Reimagining Bertha

Viva la Bertha, Seattle's ambitious, controversial and triumphant boring machine

Our collaboration with artist John Fleming was shaped by a realization that Bertha’s story should be longer than the news cycle and honored by the creation of a community artwork and gathering space shaped by a reimagining of her puzzle-like cutterhead!
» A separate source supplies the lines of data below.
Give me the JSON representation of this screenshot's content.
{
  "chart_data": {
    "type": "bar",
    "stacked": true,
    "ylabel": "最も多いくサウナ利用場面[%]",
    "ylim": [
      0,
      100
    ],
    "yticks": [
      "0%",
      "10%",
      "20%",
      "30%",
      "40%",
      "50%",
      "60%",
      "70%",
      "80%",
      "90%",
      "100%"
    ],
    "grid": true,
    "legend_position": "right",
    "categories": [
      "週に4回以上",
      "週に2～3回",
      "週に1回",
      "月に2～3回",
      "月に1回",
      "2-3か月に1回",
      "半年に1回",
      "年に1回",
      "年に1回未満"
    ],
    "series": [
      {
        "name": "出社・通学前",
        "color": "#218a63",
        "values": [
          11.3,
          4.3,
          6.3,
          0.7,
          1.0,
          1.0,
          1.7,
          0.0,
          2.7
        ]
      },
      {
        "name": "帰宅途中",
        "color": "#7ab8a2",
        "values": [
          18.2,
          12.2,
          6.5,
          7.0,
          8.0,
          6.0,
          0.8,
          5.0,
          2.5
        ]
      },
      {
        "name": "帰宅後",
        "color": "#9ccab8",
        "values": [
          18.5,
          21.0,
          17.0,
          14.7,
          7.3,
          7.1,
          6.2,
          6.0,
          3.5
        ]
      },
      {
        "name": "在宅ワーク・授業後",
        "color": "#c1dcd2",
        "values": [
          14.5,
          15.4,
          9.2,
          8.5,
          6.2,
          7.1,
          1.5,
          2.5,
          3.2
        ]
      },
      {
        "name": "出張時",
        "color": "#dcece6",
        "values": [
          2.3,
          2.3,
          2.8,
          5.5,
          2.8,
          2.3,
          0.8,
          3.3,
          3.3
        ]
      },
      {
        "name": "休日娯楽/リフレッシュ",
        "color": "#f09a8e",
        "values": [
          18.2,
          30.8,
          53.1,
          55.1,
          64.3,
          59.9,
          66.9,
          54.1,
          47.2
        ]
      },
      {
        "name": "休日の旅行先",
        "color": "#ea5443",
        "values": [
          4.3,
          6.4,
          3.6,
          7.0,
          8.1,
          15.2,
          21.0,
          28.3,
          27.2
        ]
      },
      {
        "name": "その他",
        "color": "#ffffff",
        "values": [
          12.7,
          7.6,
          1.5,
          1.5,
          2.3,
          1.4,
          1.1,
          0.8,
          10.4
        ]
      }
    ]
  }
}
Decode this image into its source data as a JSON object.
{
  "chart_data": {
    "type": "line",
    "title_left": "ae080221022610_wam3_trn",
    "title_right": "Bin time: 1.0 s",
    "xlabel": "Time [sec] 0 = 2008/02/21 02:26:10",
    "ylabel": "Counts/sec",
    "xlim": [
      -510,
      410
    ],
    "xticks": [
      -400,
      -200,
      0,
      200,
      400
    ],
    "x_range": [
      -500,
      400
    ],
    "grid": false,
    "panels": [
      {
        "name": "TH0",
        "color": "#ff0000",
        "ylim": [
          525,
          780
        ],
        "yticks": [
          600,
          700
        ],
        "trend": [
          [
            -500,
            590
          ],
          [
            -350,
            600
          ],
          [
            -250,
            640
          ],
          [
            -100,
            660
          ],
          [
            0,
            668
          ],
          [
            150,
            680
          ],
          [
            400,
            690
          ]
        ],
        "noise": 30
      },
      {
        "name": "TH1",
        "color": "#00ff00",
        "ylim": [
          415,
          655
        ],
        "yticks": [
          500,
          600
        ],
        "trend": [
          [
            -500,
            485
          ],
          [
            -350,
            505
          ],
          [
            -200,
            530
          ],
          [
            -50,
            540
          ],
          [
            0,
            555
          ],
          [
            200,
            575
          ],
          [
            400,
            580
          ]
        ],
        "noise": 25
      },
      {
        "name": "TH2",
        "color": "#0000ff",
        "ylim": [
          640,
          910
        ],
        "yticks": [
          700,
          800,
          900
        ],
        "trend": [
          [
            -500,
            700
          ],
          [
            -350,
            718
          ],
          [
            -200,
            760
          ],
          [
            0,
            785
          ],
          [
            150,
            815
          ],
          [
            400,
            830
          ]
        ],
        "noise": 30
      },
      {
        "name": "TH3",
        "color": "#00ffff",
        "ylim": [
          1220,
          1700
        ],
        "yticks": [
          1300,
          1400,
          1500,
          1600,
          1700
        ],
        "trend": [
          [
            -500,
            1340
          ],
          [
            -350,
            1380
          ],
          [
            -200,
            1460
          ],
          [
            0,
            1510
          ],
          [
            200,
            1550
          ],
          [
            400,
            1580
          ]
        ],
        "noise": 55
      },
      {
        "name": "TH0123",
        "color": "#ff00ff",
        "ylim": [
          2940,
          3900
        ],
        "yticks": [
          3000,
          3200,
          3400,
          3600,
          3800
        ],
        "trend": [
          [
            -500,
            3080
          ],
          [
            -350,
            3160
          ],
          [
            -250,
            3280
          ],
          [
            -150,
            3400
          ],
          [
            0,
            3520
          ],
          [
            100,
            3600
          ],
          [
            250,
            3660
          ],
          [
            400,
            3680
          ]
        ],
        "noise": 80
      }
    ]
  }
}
Born of bold vision, ambition, controversy, failure, then triumph … it seems we’ve already forgotten the story of one of our city’s most famous named celebrities of the early new millennium, validating the missed opportunity that this effort was intended to realize. Bertha the tunnel-boring machine was amazing, the largest of her kind in the world, she DID realize the Highway 99 tunnel despite the political hand-wringing that accompanied the project, an undeniable triumph of engineering. Bertha’s work was yet another chapter in Seattle’s history of bold engineering reshaping the landscape of our city, from the Denny regrade to the Lake Washington ship canal. While Bertha was controversial at the time, our collaboration with artist John Fleming was shaped by a realization that Bertha’s story should be longer than the current news cycle, and honored by the creation of a community artwork and gathering space shaped by a reimagining of her puzzle-like cutterhead. While the idea was supported by many, the time constraints and challenges of the project could not be met for too many reasons to list. Yet we are better for having dreamed this dream and invested in this effort … and there is a lesson. If you’re not failing, then you’re not innovating; if you only try to do what you know is attainable, you’re not pushing yourself and the world is missing out on game-changing ideas, some of which WILL persevere. The experience and energy of this unrealized initiative fuels the new dreams we pursue today shaping our design, advocacy, stakeholder building and political navigations. If nothing else, the effort allowed us to tour Bertha as she neared the completion of her job and to see her as she broke through to the other side. Although the art piece was never realized, we have, sitting in our office, one of Bertha’s teeth weighing in at 70 pounds … indeed, a small part of Bertha does live on!